Because data centers are typically energy-intensive, most of the time they cannot claim to the title of, “Green”. But with an energy-efficient infrastructure in place, boasting specially designed mechanical, lighting, electrical and computer systems, some of the top data center operators have actually been successful in keeping their facilities’ carbon footprint at the minimum.
One of the top data center operators in the U.S., T5, is one of these companies. Its Los Angeles facility recently obtaining LEED Silver certification from the U.S. Green Building Council (USGBC). The company has as many as three “green” data center properties
in total. The achievement also showcases company's commitment to environment.
Three more T5 facilities are awaiting LEED certification, the company revealed.
T5's Atlanta and Dallas facilities are already LEED Silver certified, and T5 anticipates its Kings Mountain, Portland, and Colorado Springs projects will soon achieve this coveted status.
The 181,489 square feet T5@LA data center is located near Los Angeles International Airport and features all the advanced technologies and strategies in its construction and operation that make up a truly “green” data center.
The huge facility is made of sustainable materials and features tier III-plus MEP design (mechanical, engineering, plumbing). It boasts the latest energy-saving heating, cooling, and lighting systems. A roof-mounted Munters evaporative cooling systems ensures a lower PUE (power usage effectiveness), while its own dedicated onsite power station enables the facility to deliver 15.9 MW of critical IT load.

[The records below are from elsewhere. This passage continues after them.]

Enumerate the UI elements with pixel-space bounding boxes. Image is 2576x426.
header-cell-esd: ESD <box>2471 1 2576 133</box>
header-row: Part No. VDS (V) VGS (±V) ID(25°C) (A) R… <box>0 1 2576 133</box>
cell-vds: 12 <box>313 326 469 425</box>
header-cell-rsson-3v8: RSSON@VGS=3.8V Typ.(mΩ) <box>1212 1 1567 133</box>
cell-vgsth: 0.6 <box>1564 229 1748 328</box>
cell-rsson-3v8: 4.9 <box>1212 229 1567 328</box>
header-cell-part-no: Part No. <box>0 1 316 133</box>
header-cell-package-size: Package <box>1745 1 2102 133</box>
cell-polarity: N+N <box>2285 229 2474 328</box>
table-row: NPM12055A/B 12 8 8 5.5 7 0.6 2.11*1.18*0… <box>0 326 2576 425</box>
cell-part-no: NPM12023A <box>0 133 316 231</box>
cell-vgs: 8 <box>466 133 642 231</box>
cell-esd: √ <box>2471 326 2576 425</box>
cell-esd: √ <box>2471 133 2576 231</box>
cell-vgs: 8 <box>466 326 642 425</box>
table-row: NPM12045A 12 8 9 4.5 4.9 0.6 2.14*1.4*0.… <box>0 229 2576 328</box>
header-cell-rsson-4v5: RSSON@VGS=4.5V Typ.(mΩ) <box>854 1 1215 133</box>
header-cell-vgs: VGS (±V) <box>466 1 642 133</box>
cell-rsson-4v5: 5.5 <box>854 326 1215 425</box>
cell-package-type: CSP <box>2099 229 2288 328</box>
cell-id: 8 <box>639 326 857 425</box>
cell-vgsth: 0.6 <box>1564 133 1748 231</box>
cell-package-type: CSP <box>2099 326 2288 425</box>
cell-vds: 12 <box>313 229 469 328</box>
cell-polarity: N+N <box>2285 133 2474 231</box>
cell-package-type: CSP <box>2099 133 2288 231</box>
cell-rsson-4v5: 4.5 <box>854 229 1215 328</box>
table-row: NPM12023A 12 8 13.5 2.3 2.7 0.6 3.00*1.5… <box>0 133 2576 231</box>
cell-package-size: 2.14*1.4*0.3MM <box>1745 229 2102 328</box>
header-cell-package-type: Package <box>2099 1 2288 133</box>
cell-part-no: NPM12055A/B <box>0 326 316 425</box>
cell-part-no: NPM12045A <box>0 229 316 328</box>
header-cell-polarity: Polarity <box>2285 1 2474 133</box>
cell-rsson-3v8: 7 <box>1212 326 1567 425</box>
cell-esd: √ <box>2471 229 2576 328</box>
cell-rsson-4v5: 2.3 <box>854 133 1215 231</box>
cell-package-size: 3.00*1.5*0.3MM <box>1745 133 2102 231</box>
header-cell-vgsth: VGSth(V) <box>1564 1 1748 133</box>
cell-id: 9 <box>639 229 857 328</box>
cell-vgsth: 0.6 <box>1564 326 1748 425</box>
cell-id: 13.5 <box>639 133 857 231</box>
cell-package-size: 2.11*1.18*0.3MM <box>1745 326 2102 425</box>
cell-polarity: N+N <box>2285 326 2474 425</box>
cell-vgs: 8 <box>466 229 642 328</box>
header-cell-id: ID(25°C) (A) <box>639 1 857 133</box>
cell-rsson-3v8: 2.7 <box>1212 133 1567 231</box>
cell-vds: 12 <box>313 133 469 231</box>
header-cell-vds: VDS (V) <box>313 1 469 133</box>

In short, T5@LA has a 40 percent greater data center energy efficiency than competing facilities in the region and has an optimal PUE.
With a fantastic location near the Los Angeles Metro Rail, T5@LA has already started attracting tenants, including a major transportation service operator.
“The lower our carbon footprint, the better it is for our tenants as well as the environment. T5 is committed to maintaining green data centers to save our customers operating expenses at the same time we are conserving natural resources. Our goal is to ultimately receive LEED certification for all of our data center facilities as proof of our environmental commitment as green corporate citizens,” LEED AP, vice president of development for T5 Data Centers Robbie Sovie noted in a statement.